The reason for the surge in Mongolia, said Batbayar, is that the country reopened very quickly and many people believed they were protected after just one dose.
“I guess you could say the Mongols celebrated too early,” he said. “My advice is that celebrations should start after full vaccinations, so that’s the lesson learned. There was a lot of trust.”
Some health officials and scientists are less confident.
Nikolai Petrovsky, a professor at Flinders University’s School of Medicine and Public Health in Australia, said that, with all the evidence, it would be reasonable to assume that Sinopharm’s vaccine had minimal effect on reducing transmission. A big risk with Chinese inoculation is that vaccinated people may have few or no symptoms and still spread the virus to others, he said.

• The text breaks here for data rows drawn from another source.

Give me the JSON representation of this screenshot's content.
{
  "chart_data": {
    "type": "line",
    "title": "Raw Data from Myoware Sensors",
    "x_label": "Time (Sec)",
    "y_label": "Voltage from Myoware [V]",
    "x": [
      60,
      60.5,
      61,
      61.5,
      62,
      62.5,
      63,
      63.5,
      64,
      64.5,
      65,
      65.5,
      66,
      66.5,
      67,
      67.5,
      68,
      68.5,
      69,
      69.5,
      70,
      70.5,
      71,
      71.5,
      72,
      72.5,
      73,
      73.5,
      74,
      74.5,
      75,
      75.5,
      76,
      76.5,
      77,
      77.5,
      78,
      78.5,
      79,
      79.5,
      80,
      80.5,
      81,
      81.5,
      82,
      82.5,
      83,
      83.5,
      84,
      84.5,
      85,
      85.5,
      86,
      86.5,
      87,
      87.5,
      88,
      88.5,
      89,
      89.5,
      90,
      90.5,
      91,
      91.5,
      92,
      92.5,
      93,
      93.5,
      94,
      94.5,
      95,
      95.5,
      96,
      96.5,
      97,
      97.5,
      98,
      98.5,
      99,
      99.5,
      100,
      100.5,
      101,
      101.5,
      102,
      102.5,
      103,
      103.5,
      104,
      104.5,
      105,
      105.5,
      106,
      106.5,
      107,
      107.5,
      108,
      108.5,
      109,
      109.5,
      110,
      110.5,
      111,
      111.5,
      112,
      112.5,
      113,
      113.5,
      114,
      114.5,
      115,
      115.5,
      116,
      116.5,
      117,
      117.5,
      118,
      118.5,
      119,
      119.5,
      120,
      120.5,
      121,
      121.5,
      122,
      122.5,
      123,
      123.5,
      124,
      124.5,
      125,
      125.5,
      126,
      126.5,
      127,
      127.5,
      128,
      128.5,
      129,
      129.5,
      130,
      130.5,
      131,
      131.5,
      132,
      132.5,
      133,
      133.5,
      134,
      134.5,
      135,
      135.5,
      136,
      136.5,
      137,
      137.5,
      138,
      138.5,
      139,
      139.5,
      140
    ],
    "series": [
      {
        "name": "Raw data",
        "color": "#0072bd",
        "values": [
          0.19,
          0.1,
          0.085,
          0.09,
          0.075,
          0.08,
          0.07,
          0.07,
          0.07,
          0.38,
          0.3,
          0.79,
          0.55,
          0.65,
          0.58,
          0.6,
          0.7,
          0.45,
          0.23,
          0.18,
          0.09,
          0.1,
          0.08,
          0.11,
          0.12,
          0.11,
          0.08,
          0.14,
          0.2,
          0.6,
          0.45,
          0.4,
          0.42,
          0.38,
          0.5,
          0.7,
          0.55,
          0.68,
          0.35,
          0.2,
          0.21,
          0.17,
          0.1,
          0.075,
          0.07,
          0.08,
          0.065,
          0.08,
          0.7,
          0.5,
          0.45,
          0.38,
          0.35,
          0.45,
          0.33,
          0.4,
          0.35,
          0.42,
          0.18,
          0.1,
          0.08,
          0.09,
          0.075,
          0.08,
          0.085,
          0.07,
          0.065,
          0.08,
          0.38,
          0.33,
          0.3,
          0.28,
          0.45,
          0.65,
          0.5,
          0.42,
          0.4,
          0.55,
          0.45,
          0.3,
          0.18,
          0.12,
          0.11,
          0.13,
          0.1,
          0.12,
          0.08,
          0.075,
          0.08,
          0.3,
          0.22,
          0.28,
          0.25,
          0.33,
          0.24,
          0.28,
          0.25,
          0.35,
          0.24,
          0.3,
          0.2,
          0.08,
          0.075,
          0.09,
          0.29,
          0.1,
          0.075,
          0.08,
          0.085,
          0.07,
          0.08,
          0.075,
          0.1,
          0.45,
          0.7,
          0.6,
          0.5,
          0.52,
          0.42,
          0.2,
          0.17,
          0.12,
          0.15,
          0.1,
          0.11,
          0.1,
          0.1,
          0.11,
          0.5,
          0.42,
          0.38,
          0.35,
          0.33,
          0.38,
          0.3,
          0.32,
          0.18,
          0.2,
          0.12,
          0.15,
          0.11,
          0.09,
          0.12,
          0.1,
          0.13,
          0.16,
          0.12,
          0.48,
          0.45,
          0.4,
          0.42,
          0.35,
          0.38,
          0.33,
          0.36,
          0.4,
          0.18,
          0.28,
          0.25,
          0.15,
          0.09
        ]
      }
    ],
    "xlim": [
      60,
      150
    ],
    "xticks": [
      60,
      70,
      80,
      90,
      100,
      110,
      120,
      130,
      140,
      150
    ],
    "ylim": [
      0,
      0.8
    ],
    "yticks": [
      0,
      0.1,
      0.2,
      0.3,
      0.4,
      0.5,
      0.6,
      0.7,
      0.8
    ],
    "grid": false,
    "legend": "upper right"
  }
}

“I think that complexity has been lost by most decision makers around the world.”
In Indonesia, where a new variant is spreading, more than 350 doctors and healthcare professionals have recently caught Covid-19, despite having been fully vaccinated with CoronaVac (from manufacturer Sinovac), according to the risk mitigation team at Indonesia Medical Association. Across the country, 61 doctors died between February and June 7th. Ten of them had taken the Chinese vaccine, the association said.
The numbers were enough to make Kenneth Mak, Singapore’s director of medical services, question the use of the CoronaVac vaccine. “It’s not a problem associated with Pfizer,” Mak said at a press conference on Friday (18). “In fact, this is a problem associated with the CoronaVac vaccine.”
Bahrain and the United Arab Emirates were the first two countries to approve the injection of Sinopharm, even before data from late-stage clinical trials were released. Since then, there have been extensive reports of vaccinated people becoming ill in both countries. In a statement, Bahrain’s government media office said the kingdom’s vaccine launch was “efficient and successful so far.”
Still, last month, authorities in Bahrain and the United Arab Emirates announced they would offer a third dose of reinforcement. Options: Pfizer or more Sinopharm.